La vita consacrata può aiutare la chiesa rimettendosi in cammino, uscendo dal torpore e dalla paura, mettendo l’accento sulla fraternità, vivendo la vita fraterna come famiglia e in relazione con il mondo, abilitando alla vita dialogica, restituendo freschezza al linguaggio, ridando la parola alle donne, riconsiderando i criteri di valutazione della vocazione e i riferimenti formativi, prestando attenzione all’umano, educando all’inclusività ministeriale, riconoscendo che i battezzati sono tutti santificati dallo Spirito e che tutti condividono la missione “fino agli estremi confini della terra” (At. 1,8).

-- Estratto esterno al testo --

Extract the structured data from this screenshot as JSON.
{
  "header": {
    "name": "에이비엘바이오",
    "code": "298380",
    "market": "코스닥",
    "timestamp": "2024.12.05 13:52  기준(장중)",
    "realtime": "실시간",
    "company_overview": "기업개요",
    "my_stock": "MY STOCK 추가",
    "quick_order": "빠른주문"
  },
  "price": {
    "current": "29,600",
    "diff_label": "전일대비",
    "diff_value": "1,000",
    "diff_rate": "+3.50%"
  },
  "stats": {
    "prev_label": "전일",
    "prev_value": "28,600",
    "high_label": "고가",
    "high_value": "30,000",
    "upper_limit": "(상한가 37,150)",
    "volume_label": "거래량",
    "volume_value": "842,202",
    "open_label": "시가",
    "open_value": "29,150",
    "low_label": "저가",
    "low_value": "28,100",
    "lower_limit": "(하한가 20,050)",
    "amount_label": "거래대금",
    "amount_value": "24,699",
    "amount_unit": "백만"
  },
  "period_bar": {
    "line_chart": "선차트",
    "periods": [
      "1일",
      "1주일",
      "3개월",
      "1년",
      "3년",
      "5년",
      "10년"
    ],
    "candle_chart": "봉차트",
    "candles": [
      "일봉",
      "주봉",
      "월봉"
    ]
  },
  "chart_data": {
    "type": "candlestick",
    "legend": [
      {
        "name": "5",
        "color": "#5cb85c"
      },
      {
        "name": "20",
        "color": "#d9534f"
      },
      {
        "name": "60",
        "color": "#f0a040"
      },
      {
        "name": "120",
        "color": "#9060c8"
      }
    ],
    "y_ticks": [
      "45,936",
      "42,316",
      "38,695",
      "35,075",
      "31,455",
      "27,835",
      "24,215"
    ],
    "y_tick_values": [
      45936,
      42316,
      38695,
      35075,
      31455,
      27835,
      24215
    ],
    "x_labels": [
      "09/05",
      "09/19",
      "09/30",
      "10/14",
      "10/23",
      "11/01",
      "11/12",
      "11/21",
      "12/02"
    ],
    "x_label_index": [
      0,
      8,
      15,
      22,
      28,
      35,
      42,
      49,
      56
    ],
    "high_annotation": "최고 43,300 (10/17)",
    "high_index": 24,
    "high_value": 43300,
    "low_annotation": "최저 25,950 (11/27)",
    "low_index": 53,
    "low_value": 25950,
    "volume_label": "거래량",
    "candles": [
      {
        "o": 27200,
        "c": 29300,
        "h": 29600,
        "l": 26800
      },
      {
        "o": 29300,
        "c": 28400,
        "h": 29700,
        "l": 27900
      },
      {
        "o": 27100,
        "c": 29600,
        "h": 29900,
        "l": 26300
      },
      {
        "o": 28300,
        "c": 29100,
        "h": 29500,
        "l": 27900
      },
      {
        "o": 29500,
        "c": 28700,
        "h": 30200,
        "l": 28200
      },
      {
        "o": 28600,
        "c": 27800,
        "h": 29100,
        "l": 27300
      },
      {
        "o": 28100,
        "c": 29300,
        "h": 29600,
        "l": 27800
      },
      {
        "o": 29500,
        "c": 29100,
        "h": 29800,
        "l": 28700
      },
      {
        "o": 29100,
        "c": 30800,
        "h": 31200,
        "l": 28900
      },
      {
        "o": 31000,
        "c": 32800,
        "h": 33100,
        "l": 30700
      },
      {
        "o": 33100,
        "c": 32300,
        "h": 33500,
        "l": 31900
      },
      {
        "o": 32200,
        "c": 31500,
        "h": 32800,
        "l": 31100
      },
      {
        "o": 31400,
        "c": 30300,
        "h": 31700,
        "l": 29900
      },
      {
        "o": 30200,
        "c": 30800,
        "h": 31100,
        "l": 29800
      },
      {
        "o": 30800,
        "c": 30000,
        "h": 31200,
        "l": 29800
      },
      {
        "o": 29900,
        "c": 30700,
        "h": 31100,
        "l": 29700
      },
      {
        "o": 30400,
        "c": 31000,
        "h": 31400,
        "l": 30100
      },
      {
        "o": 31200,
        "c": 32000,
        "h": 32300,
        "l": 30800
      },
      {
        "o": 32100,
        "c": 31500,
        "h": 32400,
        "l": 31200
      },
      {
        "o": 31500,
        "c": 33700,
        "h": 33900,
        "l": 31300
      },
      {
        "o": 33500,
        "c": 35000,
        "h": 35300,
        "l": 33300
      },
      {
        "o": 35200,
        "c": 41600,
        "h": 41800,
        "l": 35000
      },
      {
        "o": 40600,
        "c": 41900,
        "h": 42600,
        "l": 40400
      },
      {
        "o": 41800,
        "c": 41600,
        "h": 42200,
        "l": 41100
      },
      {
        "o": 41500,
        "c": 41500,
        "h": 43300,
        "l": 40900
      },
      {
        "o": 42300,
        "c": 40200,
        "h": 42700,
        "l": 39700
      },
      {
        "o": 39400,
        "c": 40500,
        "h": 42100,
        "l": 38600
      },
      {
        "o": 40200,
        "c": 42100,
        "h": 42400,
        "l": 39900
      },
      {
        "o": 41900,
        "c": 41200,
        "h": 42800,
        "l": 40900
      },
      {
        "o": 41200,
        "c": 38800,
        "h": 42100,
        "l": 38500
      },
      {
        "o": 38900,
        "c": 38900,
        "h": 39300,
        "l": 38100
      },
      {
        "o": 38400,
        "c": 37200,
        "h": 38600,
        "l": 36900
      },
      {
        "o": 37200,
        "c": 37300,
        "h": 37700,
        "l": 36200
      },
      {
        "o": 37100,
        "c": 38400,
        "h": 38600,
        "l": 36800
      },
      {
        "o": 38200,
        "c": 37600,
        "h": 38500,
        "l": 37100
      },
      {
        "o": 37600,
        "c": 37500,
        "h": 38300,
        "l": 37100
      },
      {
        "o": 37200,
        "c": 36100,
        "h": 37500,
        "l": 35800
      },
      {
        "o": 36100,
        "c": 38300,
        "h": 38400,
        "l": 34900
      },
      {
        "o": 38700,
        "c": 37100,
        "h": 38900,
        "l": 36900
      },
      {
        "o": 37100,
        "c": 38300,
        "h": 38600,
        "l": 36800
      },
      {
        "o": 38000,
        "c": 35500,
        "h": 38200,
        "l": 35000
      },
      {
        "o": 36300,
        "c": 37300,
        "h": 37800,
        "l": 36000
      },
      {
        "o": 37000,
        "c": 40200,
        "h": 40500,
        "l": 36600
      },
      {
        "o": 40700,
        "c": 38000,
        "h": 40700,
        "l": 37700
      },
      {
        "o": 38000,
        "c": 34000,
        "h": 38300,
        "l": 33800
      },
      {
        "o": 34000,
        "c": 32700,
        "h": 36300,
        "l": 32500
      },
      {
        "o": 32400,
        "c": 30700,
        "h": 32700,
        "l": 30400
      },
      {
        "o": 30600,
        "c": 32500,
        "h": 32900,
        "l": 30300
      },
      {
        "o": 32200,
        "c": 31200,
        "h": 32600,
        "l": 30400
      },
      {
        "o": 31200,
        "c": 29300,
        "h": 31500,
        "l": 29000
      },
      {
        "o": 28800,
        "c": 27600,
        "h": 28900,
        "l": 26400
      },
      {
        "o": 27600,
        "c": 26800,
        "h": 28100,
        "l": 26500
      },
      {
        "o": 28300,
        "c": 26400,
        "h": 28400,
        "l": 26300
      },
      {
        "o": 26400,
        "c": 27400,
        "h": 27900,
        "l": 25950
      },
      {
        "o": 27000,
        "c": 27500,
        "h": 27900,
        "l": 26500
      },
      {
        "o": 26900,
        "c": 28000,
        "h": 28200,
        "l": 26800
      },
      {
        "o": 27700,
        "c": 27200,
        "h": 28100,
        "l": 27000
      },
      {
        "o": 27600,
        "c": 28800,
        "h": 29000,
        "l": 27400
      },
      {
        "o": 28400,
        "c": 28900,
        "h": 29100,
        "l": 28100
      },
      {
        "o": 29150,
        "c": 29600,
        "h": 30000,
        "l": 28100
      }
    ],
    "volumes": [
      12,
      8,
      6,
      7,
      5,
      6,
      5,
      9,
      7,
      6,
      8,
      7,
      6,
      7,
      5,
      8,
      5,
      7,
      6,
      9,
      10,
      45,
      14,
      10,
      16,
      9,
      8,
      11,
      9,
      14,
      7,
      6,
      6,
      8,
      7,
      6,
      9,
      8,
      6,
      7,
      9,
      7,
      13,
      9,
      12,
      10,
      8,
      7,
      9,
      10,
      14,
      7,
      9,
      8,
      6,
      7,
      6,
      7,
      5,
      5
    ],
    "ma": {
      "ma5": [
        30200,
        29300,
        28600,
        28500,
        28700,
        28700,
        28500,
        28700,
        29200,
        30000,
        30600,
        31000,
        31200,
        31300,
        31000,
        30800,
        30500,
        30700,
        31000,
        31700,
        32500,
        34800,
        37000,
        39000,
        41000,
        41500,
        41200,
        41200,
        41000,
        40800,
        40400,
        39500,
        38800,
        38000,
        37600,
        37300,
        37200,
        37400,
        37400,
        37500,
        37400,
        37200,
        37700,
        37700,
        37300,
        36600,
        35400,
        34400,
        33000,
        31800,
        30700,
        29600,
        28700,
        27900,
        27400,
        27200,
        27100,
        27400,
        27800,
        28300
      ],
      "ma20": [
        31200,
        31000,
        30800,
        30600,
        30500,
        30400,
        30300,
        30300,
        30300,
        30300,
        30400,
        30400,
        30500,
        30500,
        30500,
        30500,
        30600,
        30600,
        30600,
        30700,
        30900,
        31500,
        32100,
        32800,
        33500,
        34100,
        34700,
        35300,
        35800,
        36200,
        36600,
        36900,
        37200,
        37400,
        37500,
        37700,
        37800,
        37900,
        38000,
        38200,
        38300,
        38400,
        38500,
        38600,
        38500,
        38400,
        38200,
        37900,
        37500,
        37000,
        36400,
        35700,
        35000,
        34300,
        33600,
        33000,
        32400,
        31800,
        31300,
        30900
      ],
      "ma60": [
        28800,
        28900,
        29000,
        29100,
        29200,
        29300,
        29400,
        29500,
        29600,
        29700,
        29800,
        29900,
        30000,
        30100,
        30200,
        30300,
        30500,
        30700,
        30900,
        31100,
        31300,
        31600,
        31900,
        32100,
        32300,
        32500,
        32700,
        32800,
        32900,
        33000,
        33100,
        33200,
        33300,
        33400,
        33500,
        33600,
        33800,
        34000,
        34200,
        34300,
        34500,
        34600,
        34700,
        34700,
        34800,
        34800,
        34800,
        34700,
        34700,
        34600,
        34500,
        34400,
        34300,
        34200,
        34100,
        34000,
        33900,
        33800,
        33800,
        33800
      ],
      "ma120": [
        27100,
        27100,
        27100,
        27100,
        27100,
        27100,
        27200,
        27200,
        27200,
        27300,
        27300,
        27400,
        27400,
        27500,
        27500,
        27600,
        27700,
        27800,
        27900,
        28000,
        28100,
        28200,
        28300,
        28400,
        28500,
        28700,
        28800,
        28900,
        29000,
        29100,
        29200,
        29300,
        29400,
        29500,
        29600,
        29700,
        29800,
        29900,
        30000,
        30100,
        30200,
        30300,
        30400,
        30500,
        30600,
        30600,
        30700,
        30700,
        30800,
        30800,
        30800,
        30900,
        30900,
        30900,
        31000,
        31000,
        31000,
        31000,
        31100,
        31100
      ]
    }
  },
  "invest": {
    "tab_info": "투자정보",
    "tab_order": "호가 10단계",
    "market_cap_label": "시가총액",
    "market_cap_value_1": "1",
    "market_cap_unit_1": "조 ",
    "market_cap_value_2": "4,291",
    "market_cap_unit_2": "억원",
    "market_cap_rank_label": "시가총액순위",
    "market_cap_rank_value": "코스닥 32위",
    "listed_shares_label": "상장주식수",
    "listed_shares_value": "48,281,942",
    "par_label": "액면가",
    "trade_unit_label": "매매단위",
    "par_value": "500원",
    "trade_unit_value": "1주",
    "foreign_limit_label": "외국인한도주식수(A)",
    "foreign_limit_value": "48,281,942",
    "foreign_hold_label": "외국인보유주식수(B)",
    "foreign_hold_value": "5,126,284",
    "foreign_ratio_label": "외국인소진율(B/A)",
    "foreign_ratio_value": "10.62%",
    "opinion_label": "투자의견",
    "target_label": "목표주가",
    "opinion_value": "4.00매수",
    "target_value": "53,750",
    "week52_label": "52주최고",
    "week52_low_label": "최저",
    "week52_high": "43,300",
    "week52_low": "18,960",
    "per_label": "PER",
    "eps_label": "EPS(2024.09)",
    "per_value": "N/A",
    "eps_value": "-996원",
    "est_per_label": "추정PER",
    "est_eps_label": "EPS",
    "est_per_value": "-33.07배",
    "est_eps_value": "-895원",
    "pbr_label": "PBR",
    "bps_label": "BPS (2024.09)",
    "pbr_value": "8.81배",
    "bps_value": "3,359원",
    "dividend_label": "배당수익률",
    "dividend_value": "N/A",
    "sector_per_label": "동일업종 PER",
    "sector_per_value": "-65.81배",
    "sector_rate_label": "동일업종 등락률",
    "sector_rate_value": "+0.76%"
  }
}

La vita consacrata può testimoniare che la sinodalità di una comunità credente non è frutto di un’organizzazione, ma l’assunzione di una guida, Gesù, e di uno scopo, l’annuncio del Regno. La sequela Christi, infatti, è fatta di stile sinodale: «In seguito egli se ne andava per città e villaggi, predicando e annunciando la buona notizia del regno di Dio. C’erano con lui i Dodici e alcune donne…» (8,1-3). Gesù cammina, è lui a stabilire la strada e, soprattutto, a definire lo scopo: l’annuncio della buona notizia del regno di Dio. In questo cammino missionario “c’erano con Lui”: questa è la comunità ecclesiale, discepoli, uomini e donne, che condividono il suo cammino, che lo accompagnano, che sono “con Lui”.

La vita consacrata può cominciare a seminare la divina “pazzia” di Gesù (Mc. 3,20-21), come fece Francesco d’Assisi quando, leggendo il vangelo “senza note né commenti”, si sposò con la povertà evangelica; come fece Giovanni della Croce quando testimoniò l’impossibilità a ridurre nei limiti del ragionevole la fiamma viva dello Spirito, lo scandalo della croce.

Non saremo noi, forse, la generazione che vivrà la vita ecclesiale in stile sinodale; c’è una cultura da creare, ma se avremo la pazienza di farlo consegneremo ai nostri figli una Chiesa trasformata dalla Parola e dal popolo, sale della terra e luce del mondo (Mt. 5,13-14).